Conductor Allen Gross
I recently came across an idea that seems very appropriate to the beginning of the Santa Monica Symphony season: re-enchantment. One definition of the word "enchant" means "to influence by charms and incantation" (and the latter of course comes from cantare, "to sing"); it also means "to thrill, to enrapture". We hope to thrill you, to enrapture you, to delight you, and to put you under the spell of music once again this season. Perhaps also to challenge you, possibly (although I hope not) to irritate you - but most importantly, to engage you.
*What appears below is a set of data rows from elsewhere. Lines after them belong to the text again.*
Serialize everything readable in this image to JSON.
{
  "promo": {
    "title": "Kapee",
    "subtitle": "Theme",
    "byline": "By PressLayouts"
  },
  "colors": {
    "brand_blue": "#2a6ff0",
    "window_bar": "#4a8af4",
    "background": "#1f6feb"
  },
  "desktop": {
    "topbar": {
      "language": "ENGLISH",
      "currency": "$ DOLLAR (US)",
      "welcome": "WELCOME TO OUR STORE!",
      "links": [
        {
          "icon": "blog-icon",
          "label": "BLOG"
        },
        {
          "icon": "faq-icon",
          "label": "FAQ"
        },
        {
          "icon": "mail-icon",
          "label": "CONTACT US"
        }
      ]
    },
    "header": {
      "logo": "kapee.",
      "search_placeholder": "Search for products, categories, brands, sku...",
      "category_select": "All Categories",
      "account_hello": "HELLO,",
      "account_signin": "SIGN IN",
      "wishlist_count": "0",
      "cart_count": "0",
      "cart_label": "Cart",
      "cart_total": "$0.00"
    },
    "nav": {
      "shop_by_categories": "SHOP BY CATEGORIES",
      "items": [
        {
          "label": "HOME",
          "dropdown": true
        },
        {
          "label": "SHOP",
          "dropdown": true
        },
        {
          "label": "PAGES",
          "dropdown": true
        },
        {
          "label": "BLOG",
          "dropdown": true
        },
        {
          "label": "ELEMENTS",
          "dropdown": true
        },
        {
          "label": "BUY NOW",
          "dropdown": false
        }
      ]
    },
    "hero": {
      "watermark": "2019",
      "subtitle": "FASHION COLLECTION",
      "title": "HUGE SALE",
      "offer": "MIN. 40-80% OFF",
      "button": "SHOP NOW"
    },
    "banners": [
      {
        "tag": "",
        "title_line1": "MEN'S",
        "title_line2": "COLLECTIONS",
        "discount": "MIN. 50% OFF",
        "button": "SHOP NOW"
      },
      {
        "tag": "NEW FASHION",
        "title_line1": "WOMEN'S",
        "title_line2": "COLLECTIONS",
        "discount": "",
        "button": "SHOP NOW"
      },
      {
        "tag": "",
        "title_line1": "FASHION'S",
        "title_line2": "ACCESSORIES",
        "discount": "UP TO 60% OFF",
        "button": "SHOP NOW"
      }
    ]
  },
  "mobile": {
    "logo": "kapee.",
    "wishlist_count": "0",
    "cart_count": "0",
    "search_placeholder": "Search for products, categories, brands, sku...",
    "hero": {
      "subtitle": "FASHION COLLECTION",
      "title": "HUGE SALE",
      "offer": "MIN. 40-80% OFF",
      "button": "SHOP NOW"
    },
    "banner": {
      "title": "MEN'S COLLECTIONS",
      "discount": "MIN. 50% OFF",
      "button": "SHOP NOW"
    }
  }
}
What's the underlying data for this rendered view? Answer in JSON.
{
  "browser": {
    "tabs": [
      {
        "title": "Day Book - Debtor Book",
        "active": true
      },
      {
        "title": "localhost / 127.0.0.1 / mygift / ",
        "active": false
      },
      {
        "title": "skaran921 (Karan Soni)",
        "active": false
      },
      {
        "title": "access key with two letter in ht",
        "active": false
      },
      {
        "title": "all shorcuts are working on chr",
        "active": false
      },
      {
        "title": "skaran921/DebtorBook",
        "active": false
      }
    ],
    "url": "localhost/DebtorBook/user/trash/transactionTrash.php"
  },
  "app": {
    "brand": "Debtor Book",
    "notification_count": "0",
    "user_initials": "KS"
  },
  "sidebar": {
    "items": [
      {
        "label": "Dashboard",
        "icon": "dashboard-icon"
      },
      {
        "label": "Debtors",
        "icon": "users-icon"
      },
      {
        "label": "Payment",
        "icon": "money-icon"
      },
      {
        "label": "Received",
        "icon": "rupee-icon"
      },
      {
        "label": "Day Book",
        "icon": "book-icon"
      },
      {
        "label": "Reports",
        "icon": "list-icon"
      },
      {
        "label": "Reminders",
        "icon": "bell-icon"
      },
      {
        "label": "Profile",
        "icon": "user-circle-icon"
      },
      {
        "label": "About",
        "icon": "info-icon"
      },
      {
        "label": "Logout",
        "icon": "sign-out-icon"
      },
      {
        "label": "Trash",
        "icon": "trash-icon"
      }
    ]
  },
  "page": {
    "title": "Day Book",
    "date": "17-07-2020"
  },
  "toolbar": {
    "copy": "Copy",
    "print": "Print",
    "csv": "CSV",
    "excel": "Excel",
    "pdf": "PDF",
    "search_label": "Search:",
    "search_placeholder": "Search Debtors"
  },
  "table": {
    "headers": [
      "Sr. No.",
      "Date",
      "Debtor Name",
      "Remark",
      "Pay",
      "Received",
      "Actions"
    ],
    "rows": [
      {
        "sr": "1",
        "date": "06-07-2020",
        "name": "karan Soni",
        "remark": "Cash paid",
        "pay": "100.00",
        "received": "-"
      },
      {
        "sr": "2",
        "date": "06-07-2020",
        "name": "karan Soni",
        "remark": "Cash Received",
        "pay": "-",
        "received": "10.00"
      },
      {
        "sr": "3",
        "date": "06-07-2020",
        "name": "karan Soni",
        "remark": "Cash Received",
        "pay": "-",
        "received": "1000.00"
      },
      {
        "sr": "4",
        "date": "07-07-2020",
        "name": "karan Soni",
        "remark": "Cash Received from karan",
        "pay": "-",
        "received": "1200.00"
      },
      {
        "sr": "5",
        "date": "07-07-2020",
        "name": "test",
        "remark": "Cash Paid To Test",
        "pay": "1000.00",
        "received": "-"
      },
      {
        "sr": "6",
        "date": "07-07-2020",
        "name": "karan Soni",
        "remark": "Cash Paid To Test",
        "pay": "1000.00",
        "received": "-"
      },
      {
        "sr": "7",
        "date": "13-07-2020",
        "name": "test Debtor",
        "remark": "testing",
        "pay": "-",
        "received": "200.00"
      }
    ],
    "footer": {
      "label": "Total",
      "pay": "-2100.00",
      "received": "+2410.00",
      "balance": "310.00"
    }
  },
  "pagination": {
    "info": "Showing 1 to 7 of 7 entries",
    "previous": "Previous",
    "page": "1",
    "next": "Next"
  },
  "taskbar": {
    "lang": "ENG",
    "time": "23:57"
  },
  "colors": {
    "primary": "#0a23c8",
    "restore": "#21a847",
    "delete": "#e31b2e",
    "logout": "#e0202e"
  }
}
This year we are bringing back soloists who have enchanted and delighted you in past seasons. Bryan Pezzone, who performed the Gershwin Piano Concerto a few seasons ago, whill be playing Ode to Liberace, a delightful piece by the extraordinary American composer Michael Daugherty (we won't promise a white piano and candelabra however!). Chet Swiatkowski, who performed the Ravel Piano Concerto in G Major with us, will also be back, to open the season with his pianist wife, Hak Soon, to perform Mozart's elegant Concerto for Two Pianos. And on our final concert, cellist Armen Ksajikian will be the soloist in Shostakovich's First Cello Concerto. If you were at our concert last March and heard Shostakovich's Symphony No. 15, you probably have not been able to forget Armen's poignant playing of the great cello solo in the second movement. One of my earliest thoughts for this season was to ask him back to solo in the Cello Concerto and he thankfully accepted!
We are also performing "Seventh Symphonies" by Beethoven, Dvorák, and Schubert (yes, the "Unfinished" Symphony is really his seventh, but we still call it "No. 8"!), Mahler's First, and the magnificent "Mathis der Maler" symphony by Paul Hindemith.
The Orchestra and I do hope that you will indeed be "re-enchanted" with our music-making this year. Enjoy the season!
Allen Robert Gross
Music Director and Conductor
Music Director/Conductor of the Santa Monica Symphony since 1991, Allen Gross continues to delight the public with enthusiastic and well-prepared performances of a challenging and diverse repertory that embraces the new and the old, the familiar and the unfamiliar. A native New Yorker, he studied with Pierre Monteux, Walter Susskind, Sandor Salgo and Hans Swarowsky, beginning at Queens College and UC/Berkeley before earning his doctorate at Stanford and continuing at the Vienna Music Academy and the American Institute of Orchestra Conducting. From 1972-1978, he directed the Heidelberg Castle Festival, also serving as conductor of the Junges Kammerorchester Heidelberg and in the opera houses of Freiburg and Aachen. Back in the United States, Gross directed the orchestra and opera programs at the University of Louisville before joining the music faculty at Occidental College in 1983 to serve as Director of the Occidental-Caltech Symphony Orchestra. He has since served as Music Director/Conductor of the Pasadena Young Musicians Orchestra and the Pasadena Summer Youth Chamber Orchestra and has appeared with the Los Angeles Monday Evening Concerts, the Minnesota Composers Forum, broadcast concerts from the Los Angeles County Museum of Art, and honors orchestras in California and Nevada. Last Season, Mr. Gross returned from China, where he conducted a concert with the orchestra of the Shenwang Conservatory of Music. The past two summers, he has traveled and concertized in Italy, the Czech Republic and other Eastern European countries with members of the Santa Monica Symphony.